What happened? Was it her meteoric rise to stardom? The fact that she was suddenly everywhere — on boxed wine and bottles of “two-buck Chuck?” Did we tire of her the way we tire of seeing Kim Kardashian? Whatever it is, Chardonnay is slowly and steadily working her way back to her rightful place on the throne in California, thanks to the dedicated work of a handful of winemakers.
“Chardonnay is queen of the grapes,” says Stéphane Vivier, the winemaker at Hyde de Villaine in Carneros. Vivier hints at one reason for the great Chardonnay backlash of recent years: In the U.S. we simply allowed her to put on a little weight. Yep, Burgundy’s queen got a little flabby out here in California. In Burgundy, says Vivier, Chardonnay “stands straight and strong in the glass.” In keeping with that tradition, he makes wines that “have height and not flesh.”
The winemakers who gathered at Wente Vineyards, where some of the very first Chardonnay in California was planted, have completely different approaches to crafting the noble queen: Karl Wente believes that the “fruit should stay on a pedestal,” while Greg La Follette actively goes about making non-fruity wines, embracing Chardonnay’s more visceral, animal tendencies. Some of them stir the lees every week for months, some not at all. Some age in new oak, some in stainless steel. Some use wild yeast, some innoculate with very specific strands.
But there were a few things even these very different winemakers could agree upon when it comes to making elegant, stately Chardonnay: The importance of place and the preservation of natural acidity.
“Site trumps just about everything else,” says La Follette, who is notorious for his molecular approach to making wine. Not surprisingly, Burgundy native Vivier walks his vineyards every day and says that you need to do this for at least 12 years to understand your site: “Terroir needs to be found and respected,” he says.
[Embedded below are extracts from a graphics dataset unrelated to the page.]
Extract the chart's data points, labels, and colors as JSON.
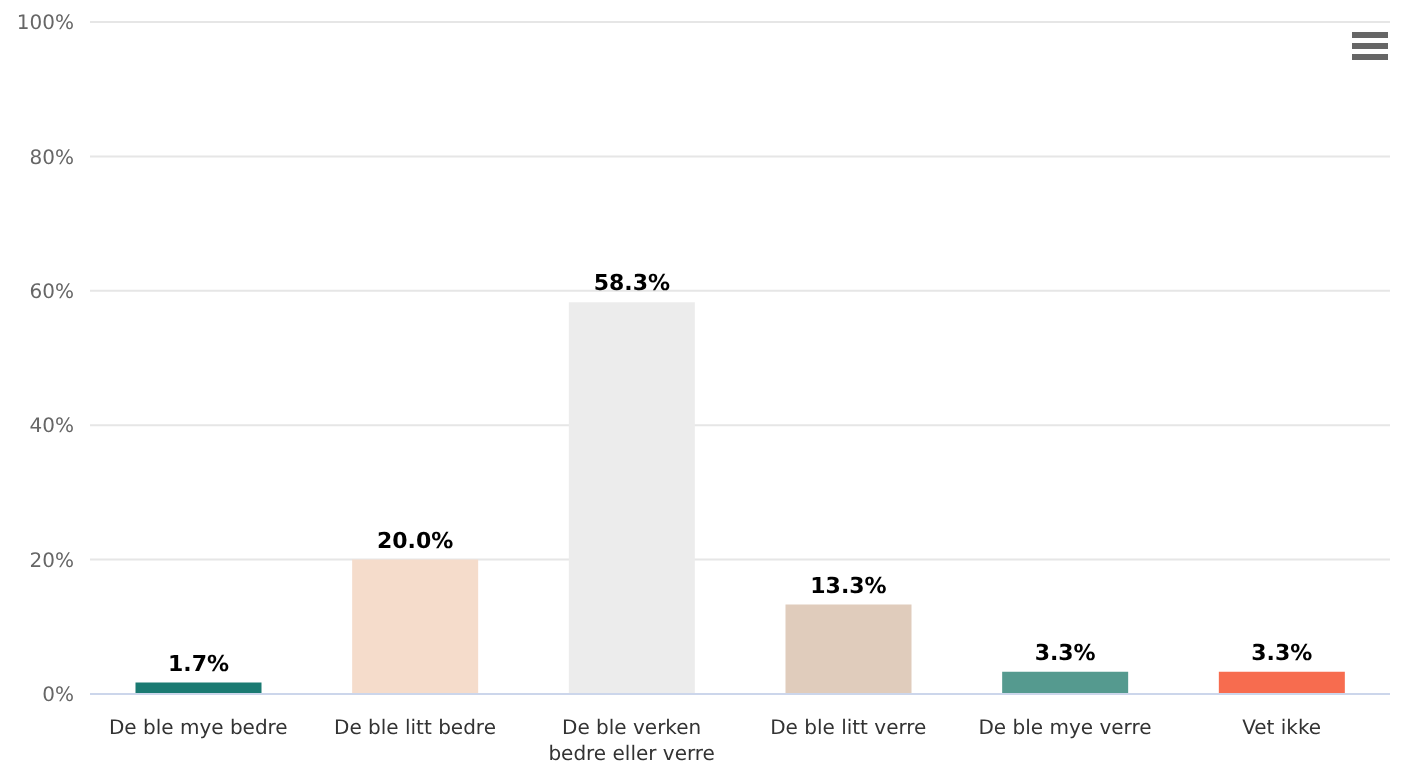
{
  "chart_data": {
    "type": "bar",
    "categories": [
      "De ble mye bedre",
      "De ble litt bedre",
      "De ble verken bedre eller verre",
      "De ble litt verre",
      "De ble mye verre",
      "Vet ikke"
    ],
    "values": [
      1.7,
      20.0,
      58.3,
      13.3,
      3.3,
      3.3
    ],
    "colors": [
      "#1a7a72",
      "#f5dccb",
      "#ececec",
      "#e0ccbc",
      "#559a8f",
      "#f76c4f"
    ],
    "value_labels": [
      "1.7%",
      "20.0%",
      "58.3%",
      "13.3%",
      "3.3%",
      "3.3%"
    ],
    "ylim": [
      0,
      100
    ],
    "yticks": [
      {
        "value": 0,
        "label": "0%"
      },
      {
        "value": 20,
        "label": "20%"
      },
      {
        "value": 40,
        "label": "40%"
      },
      {
        "value": 60,
        "label": "60%"
      },
      {
        "value": 80,
        "label": "80%"
      },
      {
        "value": 100,
        "label": "100%"
      }
    ],
    "grid": "y"
  }
}
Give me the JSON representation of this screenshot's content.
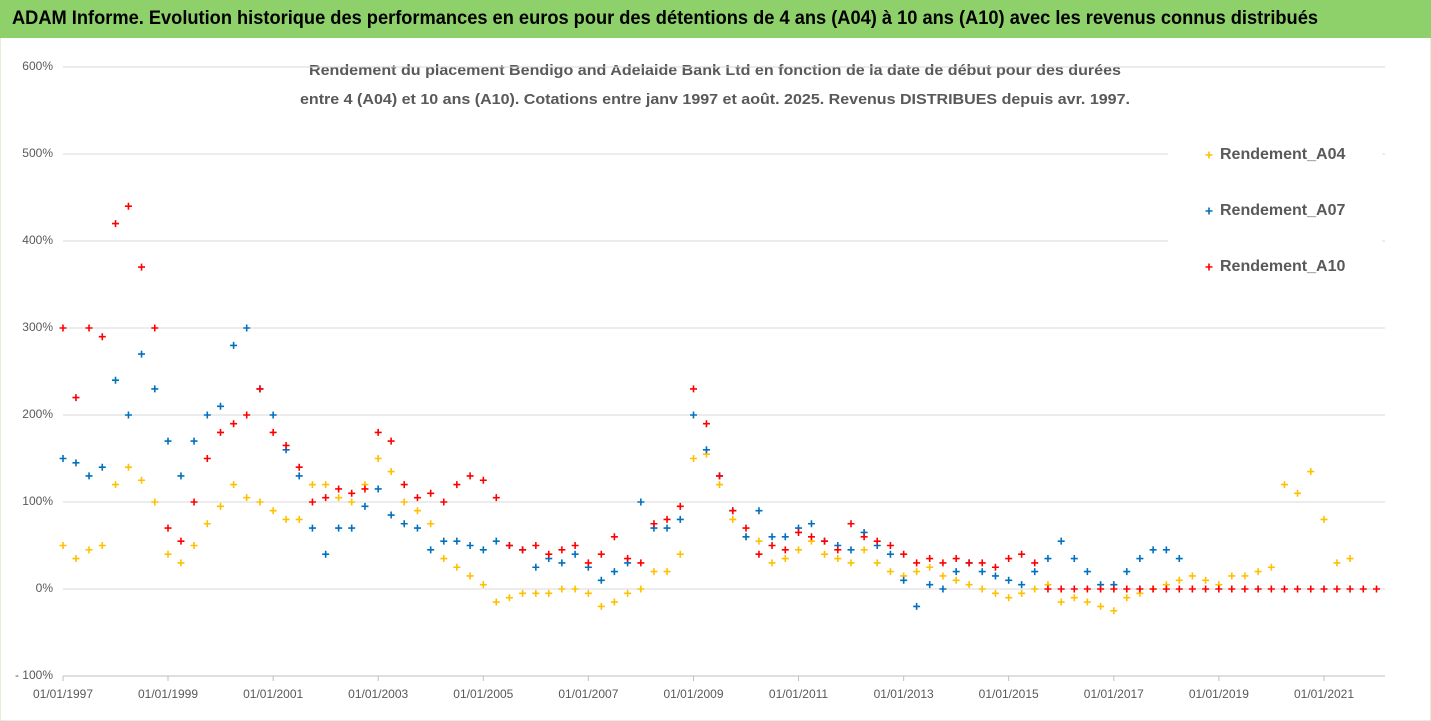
{
  "chart_data": {
    "type": "scatter",
    "banner": "ADAM Informe. Evolution historique des performances en euros pour des détentions de 4 ans (A04) à 10 ans (A10) avec les revenus connus distribués",
    "subtitle": [
      "Rendement du placement Bendigo and Adelaide Bank Ltd en fonction de la date de début pour des durées",
      "entre 4 (A04) et 10 ans (A10). Cotations entre janv 1997 et août. 2025. Revenus DISTRIBUES depuis avr. 1997."
    ],
    "x": [
      "1997-01-01",
      "1997-04-01",
      "1997-07-01",
      "1997-10-01",
      "1998-01-01",
      "1998-04-01",
      "1998-07-01",
      "1998-10-01",
      "1999-01-01",
      "1999-04-01",
      "1999-07-01",
      "1999-10-01",
      "2000-01-01",
      "2000-04-01",
      "2000-07-01",
      "2000-10-01",
      "2001-01-01",
      "2001-04-01",
      "2001-07-01",
      "2001-10-01",
      "2002-01-01",
      "2002-04-01",
      "2002-07-01",
      "2002-10-01",
      "2003-01-01",
      "2003-04-01",
      "2003-07-01",
      "2003-10-01",
      "2004-01-01",
      "2004-04-01",
      "2004-07-01",
      "2004-10-01",
      "2005-01-01",
      "2005-04-01",
      "2005-07-01",
      "2005-10-01",
      "2006-01-01",
      "2006-04-01",
      "2006-07-01",
      "2006-10-01",
      "2007-01-01",
      "2007-04-01",
      "2007-07-01",
      "2007-10-01",
      "2008-01-01",
      "2008-04-01",
      "2008-07-01",
      "2008-10-01",
      "2009-01-01",
      "2009-04-01",
      "2009-07-01",
      "2009-10-01",
      "2010-01-01",
      "2010-04-01",
      "2010-07-01",
      "2010-10-01",
      "2011-01-01",
      "2011-04-01",
      "2011-07-01",
      "2011-10-01",
      "2012-01-01",
      "2012-04-01",
      "2012-07-01",
      "2012-10-01",
      "2013-01-01",
      "2013-04-01",
      "2013-07-01",
      "2013-10-01",
      "2014-01-01",
      "2014-04-01",
      "2014-07-01",
      "2014-10-01",
      "2015-01-01",
      "2015-04-01",
      "2015-07-01",
      "2015-10-01",
      "2016-01-01",
      "2016-04-01",
      "2016-07-01",
      "2016-10-01",
      "2017-01-01",
      "2017-04-01",
      "2017-07-01",
      "2017-10-01",
      "2018-01-01",
      "2018-04-01",
      "2018-07-01",
      "2018-10-01",
      "2019-01-01",
      "2019-04-01",
      "2019-07-01",
      "2019-10-01",
      "2020-01-01",
      "2020-04-01",
      "2020-07-01",
      "2020-10-01",
      "2021-01-01",
      "2021-04-01",
      "2021-07-01",
      "2021-10-01",
      "2022-01-01"
    ],
    "series": [
      {
        "name": "Rendement_A04",
        "color": "#FFC000",
        "values": [
          50,
          35,
          45,
          50,
          120,
          140,
          125,
          100,
          40,
          30,
          50,
          75,
          95,
          120,
          105,
          100,
          90,
          80,
          80,
          120,
          120,
          105,
          100,
          120,
          150,
          135,
          100,
          90,
          75,
          35,
          25,
          15,
          5,
          -15,
          -10,
          -5,
          -5,
          -5,
          0,
          0,
          -5,
          -20,
          -15,
          -5,
          0,
          20,
          20,
          40,
          150,
          155,
          120,
          80,
          60,
          55,
          30,
          35,
          45,
          55,
          40,
          35,
          30,
          45,
          30,
          20,
          15,
          20,
          25,
          15,
          10,
          5,
          0,
          -5,
          -10,
          -5,
          0,
          5,
          -15,
          -10,
          -15,
          -20,
          -25,
          -10,
          -5,
          0,
          5,
          10,
          15,
          10,
          5,
          15,
          15,
          20,
          25,
          120,
          110,
          135,
          80,
          30,
          35,
          null,
          null
        ]
      },
      {
        "name": "Rendement_A07",
        "color": "#0070C0",
        "values": [
          150,
          145,
          130,
          140,
          240,
          200,
          270,
          230,
          170,
          130,
          170,
          200,
          210,
          280,
          300,
          230,
          200,
          160,
          130,
          70,
          40,
          70,
          70,
          95,
          115,
          85,
          75,
          70,
          45,
          55,
          55,
          50,
          45,
          55,
          50,
          45,
          25,
          35,
          30,
          40,
          25,
          10,
          20,
          30,
          100,
          70,
          70,
          80,
          200,
          160,
          130,
          90,
          60,
          90,
          60,
          60,
          70,
          75,
          55,
          50,
          45,
          65,
          50,
          40,
          10,
          -20,
          5,
          0,
          20,
          30,
          20,
          15,
          10,
          5,
          20,
          35,
          55,
          35,
          20,
          5,
          5,
          20,
          35,
          45,
          45,
          35,
          null,
          null,
          null,
          null,
          null,
          null,
          null,
          null,
          null,
          null,
          null,
          null,
          null,
          null,
          null
        ]
      },
      {
        "name": "Rendement_A10",
        "color": "#FF0000",
        "values": [
          300,
          220,
          300,
          290,
          420,
          440,
          370,
          300,
          70,
          55,
          100,
          150,
          180,
          190,
          200,
          230,
          180,
          165,
          140,
          100,
          105,
          115,
          110,
          115,
          180,
          170,
          120,
          105,
          110,
          100,
          120,
          130,
          125,
          105,
          50,
          45,
          50,
          40,
          45,
          50,
          30,
          40,
          60,
          35,
          30,
          75,
          80,
          95,
          230,
          190,
          130,
          90,
          70,
          40,
          50,
          45,
          65,
          60,
          55,
          45,
          75,
          60,
          55,
          50,
          40,
          30,
          35,
          30,
          35,
          30,
          30,
          25,
          35,
          40,
          30,
          0,
          0,
          0,
          0,
          0,
          0,
          0,
          0,
          0,
          0,
          0,
          0,
          0,
          0,
          0,
          0,
          0,
          0,
          0,
          0,
          0,
          0,
          0,
          0,
          0,
          0
        ]
      }
    ],
    "xlim": [
      "1997-01-01",
      "2022-03-01"
    ],
    "xticks": [
      {
        "value": "1997-01-01",
        "label": "01/01/1997"
      },
      {
        "value": "1999-01-01",
        "label": "01/01/1999"
      },
      {
        "value": "2001-01-01",
        "label": "01/01/2001"
      },
      {
        "value": "2003-01-01",
        "label": "01/01/2003"
      },
      {
        "value": "2005-01-01",
        "label": "01/01/2005"
      },
      {
        "value": "2007-01-01",
        "label": "01/01/2007"
      },
      {
        "value": "2009-01-01",
        "label": "01/01/2009"
      },
      {
        "value": "2011-01-01",
        "label": "01/01/2011"
      },
      {
        "value": "2013-01-01",
        "label": "01/01/2013"
      },
      {
        "value": "2015-01-01",
        "label": "01/01/2015"
      },
      {
        "value": "2017-01-01",
        "label": "01/01/2017"
      },
      {
        "value": "2019-01-01",
        "label": "01/01/2019"
      },
      {
        "value": "2021-01-01",
        "label": "01/01/2021"
      }
    ],
    "ylim": [
      -100,
      600
    ],
    "yticks": [
      {
        "value": -100,
        "label": "- 100%"
      },
      {
        "value": 0,
        "label": "0%"
      },
      {
        "value": 100,
        "label": "100%"
      },
      {
        "value": 200,
        "label": "200%"
      },
      {
        "value": 300,
        "label": "300%"
      },
      {
        "value": 400,
        "label": "400%"
      },
      {
        "value": 500,
        "label": "500%"
      },
      {
        "value": 600,
        "label": "600%"
      }
    ],
    "grid": true,
    "legend": "top-right"
  }
}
The backbone of Chardonnay, or her corset perhaps, that keeps her standing so tall, is her natural acidity. Protecting that acidity, both in the vineyard and in the winery is every winemaker’s great challenge. Michael MacNeill, of Hanzell Vineyards in Sonoma, says “you can’t make Chardonnay without acidity.” The Henzell 2009, even though half of the wine had gone through malolactic fermentation, was fresh and even refreshing — just the way a good Chardonnay (and any wine for that matter) should be.
Do you find yourself snubbing Chardonnay? Get over it, and try these wines right now:
2009 HDV Chardonnay: Boasting a range of fruit flavors from pear to pineapple, this wine from the dry-farmed Hyde Vineyard is made from the “Old Wente” clone, notorious for producing “hens and chicks” or a mix of small and large berries.
2009 LaFollette Chardonnay, Sangiacomo Vineyard: Described as a “picture perfect year,” this wine, fermented with wild yeast and aged sur lie for 10 months, has a rich, creamy mouthfeel and a long, minerally finish.
2011 Wente Vineyards, Eric’s Small Lot Chardonnay: Using Chablis as his inspiration, this wine showcases Livermore fruit in its most “naked and exposed” form. Fermented and aged in stainless steel, with no malolactic fermentation, it is all minerality and citrus with a distinct crisp green apple finish.
*Chardonnay was the number one selling varietal wine in 2010 in the U.S. There are now 95,271 acres planted in California (twenty percent more than in Burgundy).